Segundo, temos a participação accionista massiva de
empresas estrangeiras nas empresas públicas ou áreas funcionais do Governo que
passam imediatamente a ditar as regras de jogo. O recente arranjo supersónico
para o Corredor de Nacala, onde a VALE controla agora 80% das acções, valerá
enquanto houver carvão para extrair em Moçambique. Quando aquela riqueza perder
o seu significado económico, o empreendimento será devolvido nas mesmas
condições do crédito concessionado chinês, pelo Governo o deixará morrer à
espera de comprador, que não virá, pois já não haverá nem economia
mundial, nem procura interna que justifique tal aparato. O que também, obrigará
outros endividamentos para sustentar empresas publicas deficitárias, conhecida
que é a apetência do Estado de nunca reconhecer a ineficiência das suas
empresas ou participadas. E ciclo dos Condenados da Terra de Fanon
recomeçará. Portanto, com crédito concessionado ou participações
maioritárias estrangeiras via multinacionais ou outras, o objectivo é sempre a
maximizaçãoo do lucro da exploração dos recursos naturais pelo capital
investidor estrangeiro e minimização do estado social sempre que possível.
Por isso, as cidades-fantasma em Angola já em 2012,
têm para mim, um efeito mais pernicioso para aquele país do que para a China. E
que isso nos sirva de aviso. É fácil compreender que aquelas nasceram com o
crude como moeda de troca que a China tanto necessita hoje. Por outro lado, já
o referi muitas vezes, há dois aspectos fundamentais que determinam a disputa
entre o mundo ocidental e os BRICS, especialmente a China. Que são, o controlo
das fontes energéticas fósseis que estão na base da industrialização plena e
acelerada daquele país e a deslocalização da indústria e tecnologia ocidentais
também consequência da globalização, atraída pelos baixíssimos custos de produção,
quantidade e proximidade dos consumidores finais. Justamente o que sucede hoje
com África, apenas com uma ressalva, os BRICS nunca descuraram a necessidade de
terem um sistema educacional de qualidade e adaptado às circunstâncias.
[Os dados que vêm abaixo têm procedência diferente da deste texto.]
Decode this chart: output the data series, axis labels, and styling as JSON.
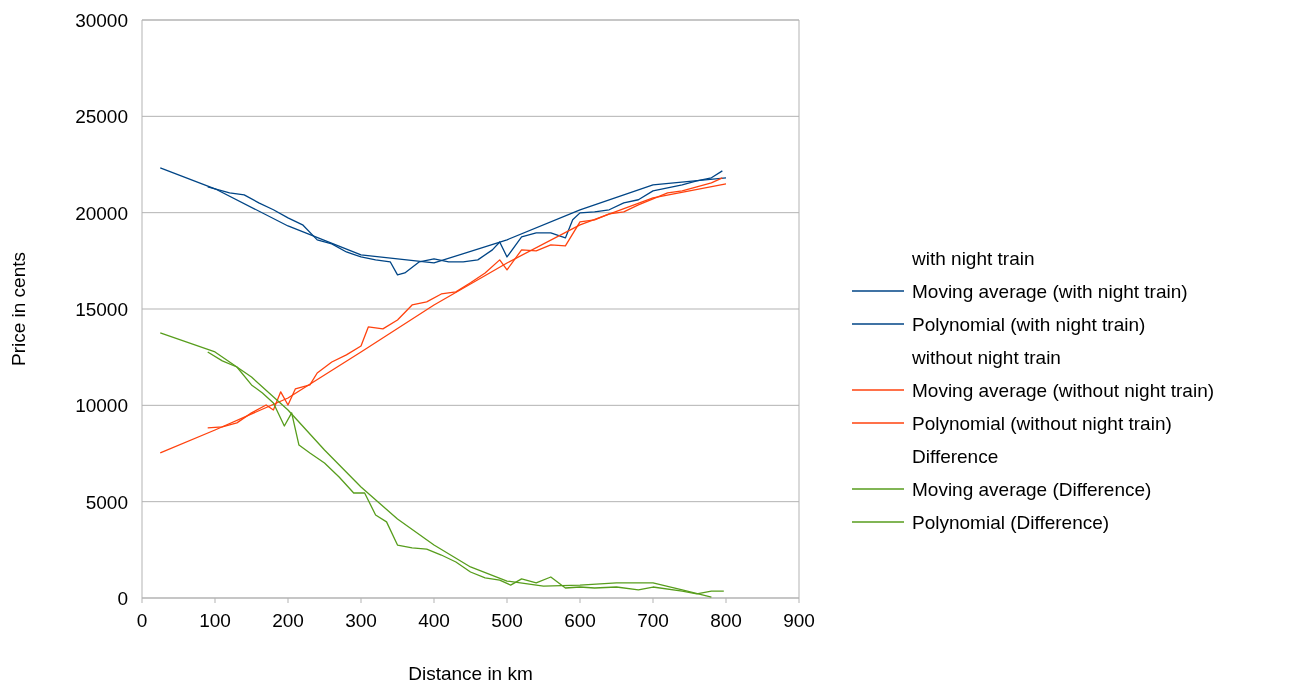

A crise que coloca os EUA e a União Europeia
à beira do colapso hoje, é o resultado daqueles dois factores sistémicos. Sendo
a famosa economia verde de que tanto se fala nos últimos tempos, um paliativo
que estes países tentam em desespero de causa arregimentar outros, sobretudo os
africanos, como se viu na recente cimeira do Rio de Janeiro, de forma a
recuperarem a sua posição majestática dos últimos 500 anos sem alterar os seus
padrões exagerados de consumo per capita. Este é um momento histórico ímpar. É
a queda de um grande império, porque se percebe agora, que além dos aspectos
políticos que alimentaram a desconfianca da maior parte dos países presentes no
Rio de Janeiro, tecnicamente é óbvio que a eficiência energética, per si,
é condição necessária, mas não suficiente para que o mundo ocidental vire o
jogo a seu favor. A humanidade passa pois por uma fase de transição complexa,
por isso é que está tão perigosa e pouco recomendável para as nações que não se
saibam defender. E vinco-o, fundado também nas supra mencionadas observações do
eng. Lopes sobre o controlo quase absoluto das fontes de metais raros em Africa
por interesses ligados a Pequim. Hoje em dia, é impensavel conceber uma
economia pujante sem o papel centralizador da alta tecnologia civil e militar.
Sendo assim, ainda que o ocidente consiga inventar soluções tecnológicas
avançadas que lhe permitam atenuar a perda de controlo das fontes energéticas,
a mão de obra, e agora até as materias-primas, para produção de equipamento de
ponta ainda estarão em mãos chinesas por muitos e longos anos, o que com o
“know-how” que já detêm actualmente poderão mesmo inventar ou inovar os seus
próprios métodos de eficiência energética, a preços mais competitivos, e
exportá-la para os demais, inclusive África.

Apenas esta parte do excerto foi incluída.